Dans une interview accordée à L’Avenir, la co-présidente d’Ecolo, Marie Lecocq, a proposé d’ajouter cinq jours de congés légaux supplémentaires pour les travailleurs belges. Cette proposition soulève un débat sur l’équilibre entre la vie professionnelle et personnelle, tout en abordant des questions de santé publique et de répartition du travail.
Ce projet vise également à répondre à une problématique sociétale croissante : les problèmes de santé mentale et physique liés au stress au travail. La mise en place d’une cinquième semaine de congés, sans perte de salaire, permettrait de réduire les risques de burn-out et d’épuisement professionnel, tout en contribuant à une organisation plus équitable du travail.

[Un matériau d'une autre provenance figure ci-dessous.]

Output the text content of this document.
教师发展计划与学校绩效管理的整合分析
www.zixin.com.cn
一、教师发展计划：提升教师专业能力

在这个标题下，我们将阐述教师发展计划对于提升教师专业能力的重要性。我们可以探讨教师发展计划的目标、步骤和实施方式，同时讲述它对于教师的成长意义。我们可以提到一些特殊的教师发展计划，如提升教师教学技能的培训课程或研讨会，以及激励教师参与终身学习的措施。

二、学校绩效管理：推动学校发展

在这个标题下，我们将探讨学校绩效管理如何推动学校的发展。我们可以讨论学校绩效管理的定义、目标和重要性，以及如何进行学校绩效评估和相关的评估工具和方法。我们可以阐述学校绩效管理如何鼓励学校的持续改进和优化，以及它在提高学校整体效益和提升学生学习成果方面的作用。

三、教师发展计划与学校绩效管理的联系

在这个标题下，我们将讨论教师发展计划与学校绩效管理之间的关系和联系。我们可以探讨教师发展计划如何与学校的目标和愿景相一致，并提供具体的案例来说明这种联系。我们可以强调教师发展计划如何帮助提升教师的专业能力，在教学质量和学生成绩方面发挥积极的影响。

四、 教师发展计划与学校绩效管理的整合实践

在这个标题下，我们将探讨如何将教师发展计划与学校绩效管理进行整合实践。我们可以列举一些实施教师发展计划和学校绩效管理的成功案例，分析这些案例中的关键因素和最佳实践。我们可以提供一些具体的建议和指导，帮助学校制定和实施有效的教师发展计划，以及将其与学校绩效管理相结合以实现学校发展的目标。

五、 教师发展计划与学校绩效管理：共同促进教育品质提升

Une cinquième semaine de congés pour mieux concilier vie professionnelle et personnelle
La proposition d’Ecolo repose sur un constat simple : de plus en plus de travailleurs souhaitent avoir davantage de temps pour leur vie personnelle. Marie Lecocq met en lumière que beaucoup de personnes, particulièrement les parents ou les aidants familiaux, éprouvent des difficultés à jongler entre les exigences professionnelles et les responsabilités personnelles. Pour certains, la possibilité de s’occuper de leurs proches, de se former ou de se ressourcer est devenue essentielle pour maintenir un équilibre sain entre travail et vie privée.
Les cinq jours de congé supplémentaires viseraient à répondre à cette demande croissante. Selon Lecocq, cette mesure ne serait pas une source de pertes financières pour les travailleurs, une condition essentielle pour la rendre viable. En effet, la proposition implique que les congés supplémentaires soient rémunérés, permettant ainsi à chacun de bénéficier de plus de temps libre sans devoir sacrifier une partie de son salaire. L’idée est d’offrir aux travailleurs un moyen de mieux gérer leur temps, sans avoir à faire face à des difficultés économiques.

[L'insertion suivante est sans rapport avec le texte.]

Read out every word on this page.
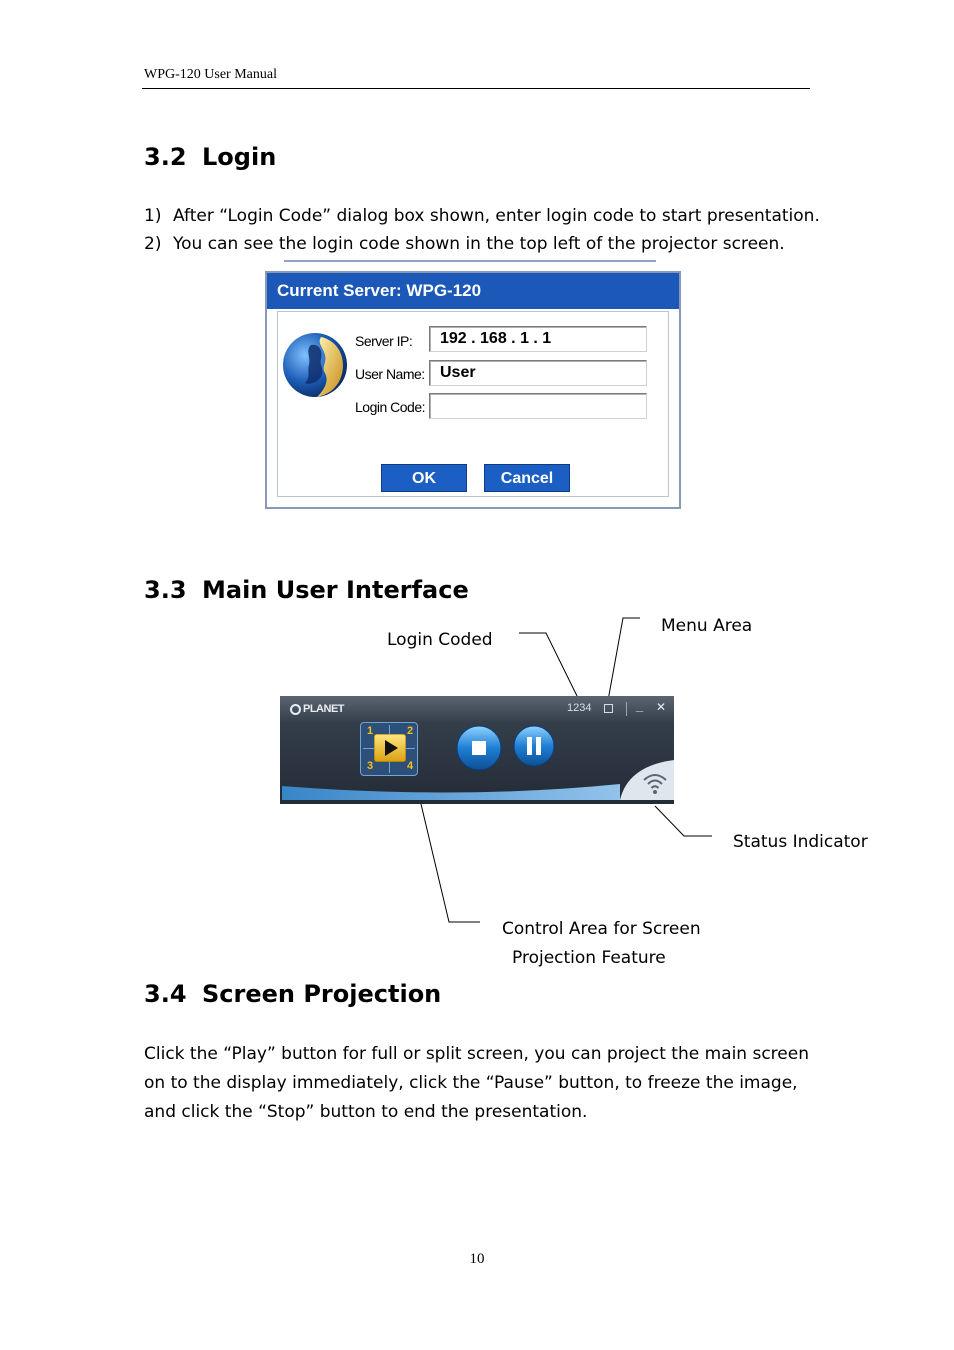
WPG-120 User Manual
3.2 Login
1) After “Login Code” dialog box shown, enter login code to start presentation.
2) You can see the login code shown in the top left of the projector screen.
Current Server: WPG-120
Server IP:	192 . 168 . 1 . 1
User Name: User
Login Code:
OK	Cancel
3.3 Main User Interface
Login Coded
Menu Area
Status Indicator
Control Area for Screen
Projection Feature
PLANET	1234	_ ✕
1	2
3	4
3.4 Screen Projection
Click the “Play” button for full or split screen, you can project the main screen on to the display immediately, click the “Pause” button, to freeze the image, and click the “Stop” button to end the presentation.
10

Outre les considérations personnelles, cette proposition soulève également des préoccupations liées à la santé publique. Le burn-out et les maladies de longue durée, souvent exacerbés par des rythmes de travail trop intenses, sont des enjeux de plus en plus préoccupants en Belgique. La possibilité d’une récupération progressive permettrait à de nombreux travailleurs de revenir plus sereinement dans le monde professionnel, en prévenant les risques de rechute ou de nouveau burn-out. Marie Lecocq insiste sur le fait que seules les personnes qui peuvent réduire leur salaire ou bénéficier de congés non rémunérés ont actuellement cette option, ce qui crée une inégalité, selon L’Avenir.
Les implications pour les entreprises et l’organisation du travail
Si l’ajout d’une cinquième semaine de congés pourrait sembler bénéfique pour les travailleurs, il soulève des questions sur son impact pour les entreprises, notamment celles de petite taille. Pour beaucoup d’employeurs, cette mesure risquerait de représenter une charge supplémentaire, tant en termes de coûts directs que de gestion des ressources humaines. Si l’idée est de garantir l’égalité de traitement entre les travailleurs, cela implique des ajustements logistiques et financiers pour les entreprises, surtout dans les secteurs où la main-d’œuvre est déjà tendue.

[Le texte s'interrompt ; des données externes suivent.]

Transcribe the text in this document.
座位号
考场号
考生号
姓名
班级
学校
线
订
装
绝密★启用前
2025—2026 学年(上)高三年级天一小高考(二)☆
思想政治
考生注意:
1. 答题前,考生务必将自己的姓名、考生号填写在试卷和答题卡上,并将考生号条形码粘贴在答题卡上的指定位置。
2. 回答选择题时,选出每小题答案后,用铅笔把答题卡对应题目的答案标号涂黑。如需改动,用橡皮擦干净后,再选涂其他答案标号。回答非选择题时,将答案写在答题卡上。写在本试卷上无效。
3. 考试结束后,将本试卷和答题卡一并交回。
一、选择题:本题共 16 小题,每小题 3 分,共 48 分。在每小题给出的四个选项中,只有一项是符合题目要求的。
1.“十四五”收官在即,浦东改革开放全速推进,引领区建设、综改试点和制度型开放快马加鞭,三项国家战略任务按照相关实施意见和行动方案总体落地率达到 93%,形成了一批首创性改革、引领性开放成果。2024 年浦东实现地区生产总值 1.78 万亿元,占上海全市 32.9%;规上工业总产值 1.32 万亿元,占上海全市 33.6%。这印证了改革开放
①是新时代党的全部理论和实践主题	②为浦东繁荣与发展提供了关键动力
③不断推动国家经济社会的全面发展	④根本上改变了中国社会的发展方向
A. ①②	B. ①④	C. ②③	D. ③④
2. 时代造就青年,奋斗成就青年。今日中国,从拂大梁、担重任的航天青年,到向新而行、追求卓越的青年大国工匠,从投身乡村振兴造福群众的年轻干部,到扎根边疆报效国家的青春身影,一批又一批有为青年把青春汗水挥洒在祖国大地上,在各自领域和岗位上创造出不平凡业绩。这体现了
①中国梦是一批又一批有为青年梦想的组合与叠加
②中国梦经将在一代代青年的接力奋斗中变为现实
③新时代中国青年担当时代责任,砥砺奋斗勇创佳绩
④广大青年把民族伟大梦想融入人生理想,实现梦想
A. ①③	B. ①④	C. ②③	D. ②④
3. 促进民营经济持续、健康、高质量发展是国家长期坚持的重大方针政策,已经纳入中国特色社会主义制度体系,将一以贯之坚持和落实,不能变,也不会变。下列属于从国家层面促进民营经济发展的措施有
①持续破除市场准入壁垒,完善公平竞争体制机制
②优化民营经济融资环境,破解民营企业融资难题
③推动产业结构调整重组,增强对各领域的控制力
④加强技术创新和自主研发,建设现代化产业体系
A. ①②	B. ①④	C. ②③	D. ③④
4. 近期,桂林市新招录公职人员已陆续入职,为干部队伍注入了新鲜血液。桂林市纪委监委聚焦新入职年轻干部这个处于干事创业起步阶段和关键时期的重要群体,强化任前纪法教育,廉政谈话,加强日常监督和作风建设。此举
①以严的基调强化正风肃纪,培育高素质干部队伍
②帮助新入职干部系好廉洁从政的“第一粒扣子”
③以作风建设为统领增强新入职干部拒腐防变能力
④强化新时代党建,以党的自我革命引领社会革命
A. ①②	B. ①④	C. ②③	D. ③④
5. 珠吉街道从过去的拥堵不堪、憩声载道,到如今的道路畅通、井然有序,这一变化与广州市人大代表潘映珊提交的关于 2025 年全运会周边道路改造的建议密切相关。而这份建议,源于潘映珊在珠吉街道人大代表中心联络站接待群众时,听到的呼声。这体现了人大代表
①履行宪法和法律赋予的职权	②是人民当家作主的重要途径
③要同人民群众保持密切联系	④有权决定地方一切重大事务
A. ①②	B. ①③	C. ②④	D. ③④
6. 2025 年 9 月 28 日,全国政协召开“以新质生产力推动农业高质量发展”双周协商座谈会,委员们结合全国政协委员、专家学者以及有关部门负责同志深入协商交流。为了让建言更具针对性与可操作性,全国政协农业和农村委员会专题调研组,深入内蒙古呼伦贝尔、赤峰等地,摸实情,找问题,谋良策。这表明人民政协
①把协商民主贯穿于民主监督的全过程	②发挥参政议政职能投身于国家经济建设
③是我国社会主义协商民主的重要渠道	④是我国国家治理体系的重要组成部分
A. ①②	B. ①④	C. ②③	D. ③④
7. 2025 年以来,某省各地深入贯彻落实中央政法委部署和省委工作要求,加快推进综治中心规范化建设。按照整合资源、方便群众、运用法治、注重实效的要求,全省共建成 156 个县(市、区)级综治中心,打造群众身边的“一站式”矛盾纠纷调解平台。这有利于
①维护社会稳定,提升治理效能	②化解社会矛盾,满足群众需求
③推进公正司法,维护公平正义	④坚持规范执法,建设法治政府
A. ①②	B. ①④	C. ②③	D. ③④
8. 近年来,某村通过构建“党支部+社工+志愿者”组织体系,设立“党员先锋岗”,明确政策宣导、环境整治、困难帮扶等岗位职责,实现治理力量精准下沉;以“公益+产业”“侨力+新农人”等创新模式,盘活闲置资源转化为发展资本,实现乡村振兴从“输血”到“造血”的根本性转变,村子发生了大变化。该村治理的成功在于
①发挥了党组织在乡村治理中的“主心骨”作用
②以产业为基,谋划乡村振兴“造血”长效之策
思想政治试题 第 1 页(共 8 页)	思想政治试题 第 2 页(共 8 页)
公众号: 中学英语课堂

L’un des principaux défis pour les entreprises résiderait dans la gestion des absences supplémentaires, notamment dans les PME où les effectifs sont souvent limités. Les entreprises devront probablement recourir à l’embauche de personnel temporaire ou revoir leur organisation pour compenser ces absences. Cependant, certains experts soulignent que cette mesure pourrait, à long terme, conduire à une meilleure productivité. Un travailleur reposé et moins stressé serait potentiellement plus efficace et moins susceptible de s’absenter pour des raisons de santé, ce qui pourrait compenser les coûts initiaux liés à l’augmentation des congés.
Un autre aspect à prendre en compte est la nature des secteurs d’activité concernés. Dans certains secteurs, comme la santé ou les transports, où les horaires sont souvent irréguliers et les employés soumis à des conditions de travail particulières, l’implémentation d’une semaine de congé supplémentaire pourrait nécessiter des adaptations spécifiques. Ces secteurs devront s’assurer que la continuité des services est maintenue tout en respectant les nouveaux droits des travailleurs.